How the Making of a Ugandan Music Video Inspired a Realization
I intended to write this before this moment. To spend more time with it. I had it all planned out since my last post. The topic, the structure, the schedule. But instead I had to adjust. And having patience to adjust is a lesson I learn constantly when in Uganda. So I’ll save that planned post for another day. Because the days I’ve had to make adjustments consistently turn out to be some of the most wonderful.
When I finished my work day yesterday and sat down to begin writing, I heard a song playing nearby, loud and bumping. Not an unusual event here in Gulu, as the clubs and event spaces are known to blast music until the wee hours of the morning. But it kept playing. On repeat. And seemed so close.
The next thing I knew, I was wrapped up in the making of a music video just outside my house. Six dancers and their directing cohort worked their moves in front of and behind the camera. A crowd was forming around them, and some of us took to mimicking the dance moves. Mercy, the daughter of the family I share a compound with, and I took the lead.
We copied the moves as quickly as we could, with three other neighbor children following suit. We rarely made it ten seconds without breaking down into hysterical laughter, falling towards each other and gaping as the mud stuck more and more to our feet.
The remainder of the evening consisted of intermittent dancing and conversations with the crowd that had formed–primarily my neighbors who I had not yet ventured to meet. The whole evening had a glow to it. The artist, OJ Maxwell, held the lights for his own production. The usual barriers and expectations between myself and the Ugandans that surround me crumbled away. We were laughing and joking and swaying.
It all fit into the little space in my mind reserved for magical moments.
It all fit into the little space in my mind reserved for magical moments. Where you feel small yet expansive and, most of all, human.

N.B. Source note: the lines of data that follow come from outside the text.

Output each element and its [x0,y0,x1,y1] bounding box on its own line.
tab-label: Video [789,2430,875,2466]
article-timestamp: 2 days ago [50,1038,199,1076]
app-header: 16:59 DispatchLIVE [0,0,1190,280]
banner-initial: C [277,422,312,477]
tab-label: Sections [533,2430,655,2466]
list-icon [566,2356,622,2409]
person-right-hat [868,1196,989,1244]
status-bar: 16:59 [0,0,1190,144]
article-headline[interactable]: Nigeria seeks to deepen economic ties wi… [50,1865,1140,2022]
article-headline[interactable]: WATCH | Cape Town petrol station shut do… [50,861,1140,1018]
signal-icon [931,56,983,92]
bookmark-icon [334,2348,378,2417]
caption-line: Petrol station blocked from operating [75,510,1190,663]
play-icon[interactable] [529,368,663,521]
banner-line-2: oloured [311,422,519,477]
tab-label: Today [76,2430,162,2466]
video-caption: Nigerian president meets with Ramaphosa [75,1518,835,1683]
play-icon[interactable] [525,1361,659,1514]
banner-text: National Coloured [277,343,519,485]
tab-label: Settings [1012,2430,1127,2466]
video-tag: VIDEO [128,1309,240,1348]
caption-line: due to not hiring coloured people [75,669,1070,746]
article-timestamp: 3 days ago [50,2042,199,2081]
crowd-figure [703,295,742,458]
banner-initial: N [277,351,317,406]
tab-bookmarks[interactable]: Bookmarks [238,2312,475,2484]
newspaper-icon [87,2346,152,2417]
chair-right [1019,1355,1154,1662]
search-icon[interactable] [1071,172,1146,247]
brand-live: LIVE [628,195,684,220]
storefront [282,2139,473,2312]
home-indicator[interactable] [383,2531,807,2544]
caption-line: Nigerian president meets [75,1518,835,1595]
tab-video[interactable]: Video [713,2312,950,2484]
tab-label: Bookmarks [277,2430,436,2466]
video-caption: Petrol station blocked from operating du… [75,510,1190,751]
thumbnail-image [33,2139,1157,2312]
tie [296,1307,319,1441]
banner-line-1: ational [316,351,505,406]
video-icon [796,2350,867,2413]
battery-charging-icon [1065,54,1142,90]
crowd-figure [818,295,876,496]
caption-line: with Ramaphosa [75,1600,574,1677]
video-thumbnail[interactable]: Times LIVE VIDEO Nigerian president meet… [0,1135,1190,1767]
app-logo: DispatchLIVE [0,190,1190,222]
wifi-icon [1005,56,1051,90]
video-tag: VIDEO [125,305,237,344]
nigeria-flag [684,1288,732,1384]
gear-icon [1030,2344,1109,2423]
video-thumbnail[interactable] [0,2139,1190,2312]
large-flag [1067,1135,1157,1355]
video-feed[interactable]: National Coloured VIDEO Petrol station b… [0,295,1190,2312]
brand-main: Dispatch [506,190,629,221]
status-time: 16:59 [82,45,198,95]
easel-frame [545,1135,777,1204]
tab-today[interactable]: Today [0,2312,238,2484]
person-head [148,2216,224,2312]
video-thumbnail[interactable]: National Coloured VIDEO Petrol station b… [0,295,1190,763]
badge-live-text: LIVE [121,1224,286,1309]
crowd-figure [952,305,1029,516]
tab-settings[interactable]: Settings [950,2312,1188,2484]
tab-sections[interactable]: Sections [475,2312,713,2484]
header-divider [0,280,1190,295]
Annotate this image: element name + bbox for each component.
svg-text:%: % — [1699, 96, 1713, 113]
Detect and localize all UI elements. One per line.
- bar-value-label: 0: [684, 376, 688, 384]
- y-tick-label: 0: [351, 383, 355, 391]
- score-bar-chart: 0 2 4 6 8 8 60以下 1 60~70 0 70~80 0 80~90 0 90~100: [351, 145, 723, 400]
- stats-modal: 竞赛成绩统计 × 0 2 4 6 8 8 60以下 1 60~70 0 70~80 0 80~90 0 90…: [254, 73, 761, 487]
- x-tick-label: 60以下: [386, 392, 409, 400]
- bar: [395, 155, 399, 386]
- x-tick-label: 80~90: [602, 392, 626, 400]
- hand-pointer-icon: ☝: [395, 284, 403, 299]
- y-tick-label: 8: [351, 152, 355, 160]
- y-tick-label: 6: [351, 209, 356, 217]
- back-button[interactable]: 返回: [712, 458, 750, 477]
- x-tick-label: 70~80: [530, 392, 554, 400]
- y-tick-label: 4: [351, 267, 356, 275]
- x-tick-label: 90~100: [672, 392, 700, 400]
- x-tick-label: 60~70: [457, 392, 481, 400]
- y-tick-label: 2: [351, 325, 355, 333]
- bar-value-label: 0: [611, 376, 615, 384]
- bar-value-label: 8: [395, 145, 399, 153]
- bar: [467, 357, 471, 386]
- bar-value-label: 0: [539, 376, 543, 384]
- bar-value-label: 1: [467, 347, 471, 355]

So when I returned to the house and happened to read Ethan Watters’ article “We Aren’t the World,” a few things struck a particular chord with me. It’s a worthwhile read about three academics who are challenging the notion that research in the social sciences enables us to truly make universally applicable claims about human nature.
It’s something you’ve probably heard before, but they’re tapping into the base, and emphasizing that Americans are particularly “WEIRD,” or, Western, educated, industrialized, rich, and democratic. That these and other cultural factors shape everything we do and how we perceive it.
It’s worthy of an entire discussion that I won’t be able to delve into here.
It’s worthy of an entire discussion that I won’t be able to delve into here. The particular mention of how individuals in the West are “wired to see ourselves as separate from others,” rather than as interdependent, had me cycling through thoughts and trying to analyze my own interactions when abroad.
Steven Heine, one of the psychologists the article focuses on, argues that this difference influences our reasoning. As Watters explains, “Unlike the vast majority of the world, Westerners (and Americans in particular) tend to reason analytically as opposed to holistically. That is, the American mind strives to figure out the world by taking it apart and examining its pieces.”
And I thought of the dancing. And of the translation of the lyrics to the song as we swayed – “this is the sound of Gulu town… this is the sound of Kitgum town… how are you, my brother, how are you…”–an anthem of sorts that speaks to the connections among people of Northern Uganda, and celebrates it. Given the history of the region (another topic worthy of an entire separate discussion), this kind of sentiment reveals a particular notion felt in interactions here–it is in putting all the pieces back together after twenty years of conflict that Gulu finds its strength.
I thought of the layers upon layers of influences that interacted in just the particular way to produce the very moment. And how it seemed impossible to describe the significance of the whole if only through its parts.
How the Making of a Ugandan Music Video Inspired a Realization
Anthropologist Sverker Finnström, in his book Living With Bad Surroundings: War, History, and Everyday Moments in Northern Uganda, discusses what it is to become a person in Acholi culture, or odoko dano. Not only is it to grow and transition from childhood to adulthood, but “in a deeper sense it refers… [to the point at which an individual is able] to be held morally responsible for their acts, when their cultural agency is complete.”
And I wonder if this agency is ever really complete, or ever truly unchangeable. As someone shaped in the WEIRDest of cultures, am I forever bound to the silent rules and boundaries it has placed on my thoughts?
My own struggle while abroad, and particularly upon returning home, is to try and find ways to share my experience without breaking it into pieces. To translate how each holistic moment impacted my perception, and slowly, in the subtlest of ways, added a dimension to my WEIRD thoughts and expectations. To try and keep the memories as the glowing moments of barriers crumbling, when the past began colliding with the present. To try and keep it whole, with the significance of its impact untarnished…
And it’s a never-ending challenge. But it’s one that I want to keep embracing.